It’s early summer in New Orleans and that means one thing: Who Dat, baby!

While the rest of the country ponders heat and humidity, summer vacations, beach reading, baseball and backyard barbeques – and while the other Gulf Coast states ponder the start of hurricane season – early summer in New Orleans lights the flames of football fever, the annual process of faith over reason.

The Saints are, and have been for decades, the single most unifying force in our community; the one superseding element that binds us all together despite race, class, age, gender and politics. On Sundays in the fall, the Superdome has always been a laboratory for the American idyll, for the collective gathering of our better angels.

On Game Day, we are one.

Until we weren’t. Until Colin Kaepernick and then the others and then … the Saints.

We took a knee. Or, if your social and political leanings dictate, “they” took a knee. And everything changed.

Last season, folks around here – well around everywhere, I guess – drew lines in the sand. Either you’re with the players or you’re not. Their sideline protests sullied the sport for you or it didn’t. It was a big deal or it wasn’t. You renounced your citizenship in the Who Dat Nation or you didn’t.

The players were disrespecting our anthem, our flag, our troops, our country. Except they weren’t.

I’m going to assume, since you are patronizing this fine, learned and lofty publication, that you are able to see through the smoke and mirrors and hear above the rabble and din and parse the circumstances on your own thoughtful term

But back to the point. Maybe you stopped rooting for the Saints when they took a knee last year. Maybe you cancelled your season ticket subscription. Maybe you burned your old Rickey Jackson jersey. Maybe you swore off them forever; or at least until they made a run in the playoffs. Whatever.

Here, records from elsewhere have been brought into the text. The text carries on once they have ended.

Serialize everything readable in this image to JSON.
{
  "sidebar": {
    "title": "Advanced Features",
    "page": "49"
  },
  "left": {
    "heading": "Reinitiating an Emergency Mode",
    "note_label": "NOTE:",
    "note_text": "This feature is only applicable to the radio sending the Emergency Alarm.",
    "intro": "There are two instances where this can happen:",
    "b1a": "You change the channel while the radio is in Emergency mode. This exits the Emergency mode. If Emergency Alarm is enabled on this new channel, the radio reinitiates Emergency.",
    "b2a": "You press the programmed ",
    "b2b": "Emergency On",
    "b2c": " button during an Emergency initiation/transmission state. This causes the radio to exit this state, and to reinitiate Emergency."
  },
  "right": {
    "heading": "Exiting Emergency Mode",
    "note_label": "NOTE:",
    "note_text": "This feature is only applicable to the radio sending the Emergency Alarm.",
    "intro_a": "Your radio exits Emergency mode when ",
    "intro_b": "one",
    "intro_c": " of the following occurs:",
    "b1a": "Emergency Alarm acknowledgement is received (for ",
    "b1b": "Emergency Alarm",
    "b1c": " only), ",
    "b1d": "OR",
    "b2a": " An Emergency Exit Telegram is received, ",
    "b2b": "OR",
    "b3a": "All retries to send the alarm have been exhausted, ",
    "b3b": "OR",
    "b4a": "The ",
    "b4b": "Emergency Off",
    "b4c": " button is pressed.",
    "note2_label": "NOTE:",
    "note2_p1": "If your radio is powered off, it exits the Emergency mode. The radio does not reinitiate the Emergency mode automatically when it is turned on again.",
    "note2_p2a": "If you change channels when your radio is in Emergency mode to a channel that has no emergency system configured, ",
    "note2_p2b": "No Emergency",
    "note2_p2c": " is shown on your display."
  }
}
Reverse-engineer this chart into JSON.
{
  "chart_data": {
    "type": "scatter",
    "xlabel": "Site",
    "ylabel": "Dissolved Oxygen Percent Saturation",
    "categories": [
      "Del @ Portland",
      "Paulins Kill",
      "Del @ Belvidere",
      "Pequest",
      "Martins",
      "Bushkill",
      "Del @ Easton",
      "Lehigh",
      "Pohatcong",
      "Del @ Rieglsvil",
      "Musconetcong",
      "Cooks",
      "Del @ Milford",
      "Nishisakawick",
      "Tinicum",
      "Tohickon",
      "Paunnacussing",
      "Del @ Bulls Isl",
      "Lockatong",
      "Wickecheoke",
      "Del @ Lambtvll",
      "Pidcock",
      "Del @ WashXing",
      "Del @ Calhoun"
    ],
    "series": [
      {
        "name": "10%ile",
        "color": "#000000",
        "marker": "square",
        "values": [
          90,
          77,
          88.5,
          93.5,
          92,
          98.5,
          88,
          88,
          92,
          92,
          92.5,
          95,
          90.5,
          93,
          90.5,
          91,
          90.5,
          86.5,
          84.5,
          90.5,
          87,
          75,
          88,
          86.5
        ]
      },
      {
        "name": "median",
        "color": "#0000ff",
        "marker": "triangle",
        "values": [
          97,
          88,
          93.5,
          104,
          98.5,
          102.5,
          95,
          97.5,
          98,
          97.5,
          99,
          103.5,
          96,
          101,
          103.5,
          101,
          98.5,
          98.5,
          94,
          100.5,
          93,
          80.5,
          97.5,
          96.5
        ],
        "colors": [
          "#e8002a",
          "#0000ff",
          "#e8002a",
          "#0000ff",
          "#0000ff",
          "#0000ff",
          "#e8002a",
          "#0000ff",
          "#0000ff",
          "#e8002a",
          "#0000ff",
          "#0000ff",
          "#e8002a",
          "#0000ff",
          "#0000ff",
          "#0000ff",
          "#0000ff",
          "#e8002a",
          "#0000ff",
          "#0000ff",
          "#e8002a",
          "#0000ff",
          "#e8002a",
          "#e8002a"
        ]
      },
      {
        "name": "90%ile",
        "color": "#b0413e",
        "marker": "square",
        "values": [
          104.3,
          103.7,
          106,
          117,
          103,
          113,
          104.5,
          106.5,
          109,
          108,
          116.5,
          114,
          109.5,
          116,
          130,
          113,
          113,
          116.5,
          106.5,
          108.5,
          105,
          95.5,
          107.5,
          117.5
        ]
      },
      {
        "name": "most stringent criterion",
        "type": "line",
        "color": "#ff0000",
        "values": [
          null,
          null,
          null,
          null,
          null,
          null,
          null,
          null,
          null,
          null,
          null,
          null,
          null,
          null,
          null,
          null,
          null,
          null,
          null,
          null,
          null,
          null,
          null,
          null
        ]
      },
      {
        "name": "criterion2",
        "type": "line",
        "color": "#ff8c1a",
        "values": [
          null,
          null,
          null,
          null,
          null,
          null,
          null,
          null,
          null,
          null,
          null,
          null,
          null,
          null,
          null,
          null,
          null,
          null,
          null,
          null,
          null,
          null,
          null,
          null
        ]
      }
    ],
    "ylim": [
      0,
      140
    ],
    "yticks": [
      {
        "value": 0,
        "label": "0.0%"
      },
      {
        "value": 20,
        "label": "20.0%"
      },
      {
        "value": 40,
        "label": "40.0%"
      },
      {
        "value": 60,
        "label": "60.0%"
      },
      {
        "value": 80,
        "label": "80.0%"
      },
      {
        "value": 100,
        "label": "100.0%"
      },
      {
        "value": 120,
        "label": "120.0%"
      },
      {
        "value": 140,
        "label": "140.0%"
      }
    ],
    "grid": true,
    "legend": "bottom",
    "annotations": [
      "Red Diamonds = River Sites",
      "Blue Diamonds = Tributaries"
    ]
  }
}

Or maybe you grouse about it, online and to your friends, and it offends your patriotic sensibilities, but you still go to the games because, well … because it’s Game Day. It’s ritual. Church. I mean, what the hell else are you supposed to do?

So to those of you who suffer this indignity but still go to the games, for those who loathe this blatant disrespect of flag of country, I want to ask you to undertake your own anthropological study come Game Day: When the National Anthem begins to play in the Dome, instead of standing at attention, venture up (or down, depending on your seat location and socio-economic status) to the nearest concourse or mezzanine or lounge or concession stand or restroom or smoking area.

It’s doubtful that you’ll see anyone taking a knee there, disrespecting the troops and defiling the flag. Instead, you’ll see your fellow patriots ordering bloody marys, high-fiving, shouting “Who Dat!” macking on the fine ladies in Drew Brees jerseys and generally expressing their right to live in the moment and enjoy themselves on their own terms, regardless of what you think they should be doing. Life, liberty and the pursuit of happiness, right?

You won’t see anyone taking a knee out on the concourse, but you’ll see people wiping mustard off their faces and trading bro-hugs and taking Jello shots and talking about what traitors the players who take a knee are. Wander into the restroom and you won’t see anyone taking a knee, but someone taking a dump. During the National Anthem.

Now I ask you: Who, exactly, is disrespecting the troops?

These are the Patriot Games. WE are all pawns!

And who wants to be a Patriot, anyway? Aren’t you as sick of Tom Brady and Bill Belichick as everyone else?

The true standard of a Patriot is to protest. Think about it: Who were the first Patriots? Protesters all. Against oppression and what they perceived as affront against their civil liberties and freedom to express themselves.

True dat. Who dat. Love the game or leave it.